Interestingly, for the past few years a few companies have offered phone consultations as their business model. However, since the service was not covered by OHIP, patients had to privately pay as much as $100 per call. With calls now covered and with infrastructure and funding already in place, these companies have been able to increase their capacity rapidly.
What this means is that they have hired more doctors. For example, a company called Maple saw an immediate increase in demand for their service by 600 per cent. Maple has even partnered with Shoppers Drug Mart to gain still wider exposure. To accommodate the surge in demand, the company is aggressively on-boarding doctors.
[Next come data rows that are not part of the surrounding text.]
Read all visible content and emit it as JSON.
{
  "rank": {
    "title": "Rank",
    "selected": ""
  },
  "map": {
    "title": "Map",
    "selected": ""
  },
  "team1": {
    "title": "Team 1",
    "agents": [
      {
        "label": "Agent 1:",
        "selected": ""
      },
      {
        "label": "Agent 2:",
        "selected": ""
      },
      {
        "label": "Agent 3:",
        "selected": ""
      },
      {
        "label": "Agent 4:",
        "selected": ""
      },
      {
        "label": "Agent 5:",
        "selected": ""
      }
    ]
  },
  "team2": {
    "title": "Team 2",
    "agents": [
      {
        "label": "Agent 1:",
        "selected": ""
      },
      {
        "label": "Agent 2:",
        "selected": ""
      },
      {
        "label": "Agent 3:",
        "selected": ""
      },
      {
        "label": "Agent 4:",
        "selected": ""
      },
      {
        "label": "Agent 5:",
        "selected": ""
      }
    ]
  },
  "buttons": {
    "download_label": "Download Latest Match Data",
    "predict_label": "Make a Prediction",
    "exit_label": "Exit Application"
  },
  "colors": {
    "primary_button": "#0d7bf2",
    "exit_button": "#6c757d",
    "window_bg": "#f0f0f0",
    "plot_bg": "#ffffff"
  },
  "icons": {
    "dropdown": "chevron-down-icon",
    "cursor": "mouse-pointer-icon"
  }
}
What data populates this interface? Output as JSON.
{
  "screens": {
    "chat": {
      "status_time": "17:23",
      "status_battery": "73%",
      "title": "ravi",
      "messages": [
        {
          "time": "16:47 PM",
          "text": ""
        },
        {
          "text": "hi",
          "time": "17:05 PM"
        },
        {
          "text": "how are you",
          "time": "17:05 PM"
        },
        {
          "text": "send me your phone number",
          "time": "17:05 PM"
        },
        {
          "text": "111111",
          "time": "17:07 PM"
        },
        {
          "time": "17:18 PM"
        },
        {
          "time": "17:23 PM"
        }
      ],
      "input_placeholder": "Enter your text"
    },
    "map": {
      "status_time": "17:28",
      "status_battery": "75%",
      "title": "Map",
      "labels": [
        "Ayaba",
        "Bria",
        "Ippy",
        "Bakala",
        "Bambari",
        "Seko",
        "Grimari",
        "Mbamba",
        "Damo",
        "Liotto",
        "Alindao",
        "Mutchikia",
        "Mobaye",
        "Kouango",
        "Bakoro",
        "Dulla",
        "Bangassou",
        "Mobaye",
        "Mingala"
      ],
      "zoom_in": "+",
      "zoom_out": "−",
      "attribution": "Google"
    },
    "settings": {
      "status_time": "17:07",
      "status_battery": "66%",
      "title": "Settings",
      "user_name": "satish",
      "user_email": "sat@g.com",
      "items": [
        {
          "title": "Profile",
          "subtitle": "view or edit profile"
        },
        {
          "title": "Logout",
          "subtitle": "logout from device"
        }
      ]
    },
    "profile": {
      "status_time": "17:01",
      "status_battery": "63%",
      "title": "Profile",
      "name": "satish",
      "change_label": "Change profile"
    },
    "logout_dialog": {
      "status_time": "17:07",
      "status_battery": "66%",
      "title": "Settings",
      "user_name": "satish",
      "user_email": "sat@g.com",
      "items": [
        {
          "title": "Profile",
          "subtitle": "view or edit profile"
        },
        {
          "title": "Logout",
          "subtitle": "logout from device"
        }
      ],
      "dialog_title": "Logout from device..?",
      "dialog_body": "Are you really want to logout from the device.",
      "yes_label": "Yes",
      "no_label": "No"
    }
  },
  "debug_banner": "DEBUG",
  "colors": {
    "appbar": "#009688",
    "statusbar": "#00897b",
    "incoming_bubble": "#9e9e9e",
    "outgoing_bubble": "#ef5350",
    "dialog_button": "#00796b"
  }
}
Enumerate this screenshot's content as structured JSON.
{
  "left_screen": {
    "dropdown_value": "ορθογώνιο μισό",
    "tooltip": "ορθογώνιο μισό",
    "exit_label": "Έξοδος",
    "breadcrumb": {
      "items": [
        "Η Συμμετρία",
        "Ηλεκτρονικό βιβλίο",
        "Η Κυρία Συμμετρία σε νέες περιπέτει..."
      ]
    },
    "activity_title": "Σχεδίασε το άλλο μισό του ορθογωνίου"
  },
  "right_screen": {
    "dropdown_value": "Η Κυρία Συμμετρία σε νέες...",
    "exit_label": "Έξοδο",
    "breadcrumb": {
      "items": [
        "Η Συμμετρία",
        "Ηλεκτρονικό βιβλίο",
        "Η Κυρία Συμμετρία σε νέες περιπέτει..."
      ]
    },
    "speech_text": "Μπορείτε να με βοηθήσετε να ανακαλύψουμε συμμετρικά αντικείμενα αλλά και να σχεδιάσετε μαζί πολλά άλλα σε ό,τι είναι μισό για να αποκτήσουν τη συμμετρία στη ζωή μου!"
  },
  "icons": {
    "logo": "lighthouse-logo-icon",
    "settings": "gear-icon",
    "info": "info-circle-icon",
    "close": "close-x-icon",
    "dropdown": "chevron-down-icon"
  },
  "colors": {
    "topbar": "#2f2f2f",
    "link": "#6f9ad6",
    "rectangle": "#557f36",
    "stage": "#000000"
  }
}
Essentially, what is happening is that seeing a doctor is no longer tied to location. Small local doctors’ offices are competing against national pharmacy-private company partnerships for patient visits. The result is predictable. In a time when businesses everywhere are being decimated by the pandemic, community doctors’ offices have not been spared. Responsibly, people have stopped physically seeing their physician to “help flatten the curve” and many community clinics’ main source of income is now through phone visits. However, they simply cannot compete against Shoppers Drug Mart and Rexall partners (which has teamed up with Tia Health) for exposure.
At my own family medicine practice, our volume from patients we typically serve has dropped by more than 50 per cent. Some clinics have been hit so hard that they have had to lay off staff. Working for a private company like Maple or Tia Health offers family doctors an opportunity to maintain cash flow during this downturn and continue to treat patients who have shifted to companies like Maple.
The problem is that these phone visits are only temporarily covered by the Ontario government. When COVID-19 is finally under control, many of those visits likely will disappear overnight. What will be left is a big shift in doctors who used to work in a public medical clinic but now work at a private enterprise.
Now is the time for patients as consumers to form habits if they want to avert this shift while still accessing timely, high-quality care. The first doctor people should call is their family doctor. Not only do these doctors know their patients best but it is also the safest way to get care while supporting local clinics. Although many doctors would not address patients’ needs over the phone prior to the pandemic, the compensation for phone visits combined with safety protocols have shifted practice guidelines to allow for addressing concerns remotely.
If someone does not have or cannot reach the primary provider, another option is to use a service that supports the public healthcare system. If a website has a tab for “pricing,” it is a pretty good clue that it will go back to charging for visits as soon as the pandemic is over. There are other websites like Telehealth Ontario or dialadoc.ca (that a few colleagues and I have created) that can address medical needs by phone and will never start charging patients for visits.
COVID-19 will cause shifts in the way business is conducted in many industries. When choosing how to seek healthcare during this time, I implore patients to choose it in a way that will strengthen the public healthcare system rather than giving more power to private companies that until now have operated on the peripheries of our strong public system. After COVID-19, there will be a flood of patients who will need to catch up on health screening, diabetes monitoring and many other health concerns.
Losing family doctors at this time to pay-for-visit websites would be devastating to a lot of communities. It is impossible to say if over time these doctors who deflected to the private system will ever return to the public one. If the working conditions are better, the appeal to stay may be too much. Even if they do return, it will take months to set up their clinics again and hire the appropriate staff at a time when demand for healthcare services will be unparalleled.
It is already hard enough to find a family doctor. Let’s not shift more of them into the private sector. Free healthcare is a fundamental Canadian value and needs to stay that way.
*Dial-a-doc was started by a group of Ontario family doctors in response to COVID-19.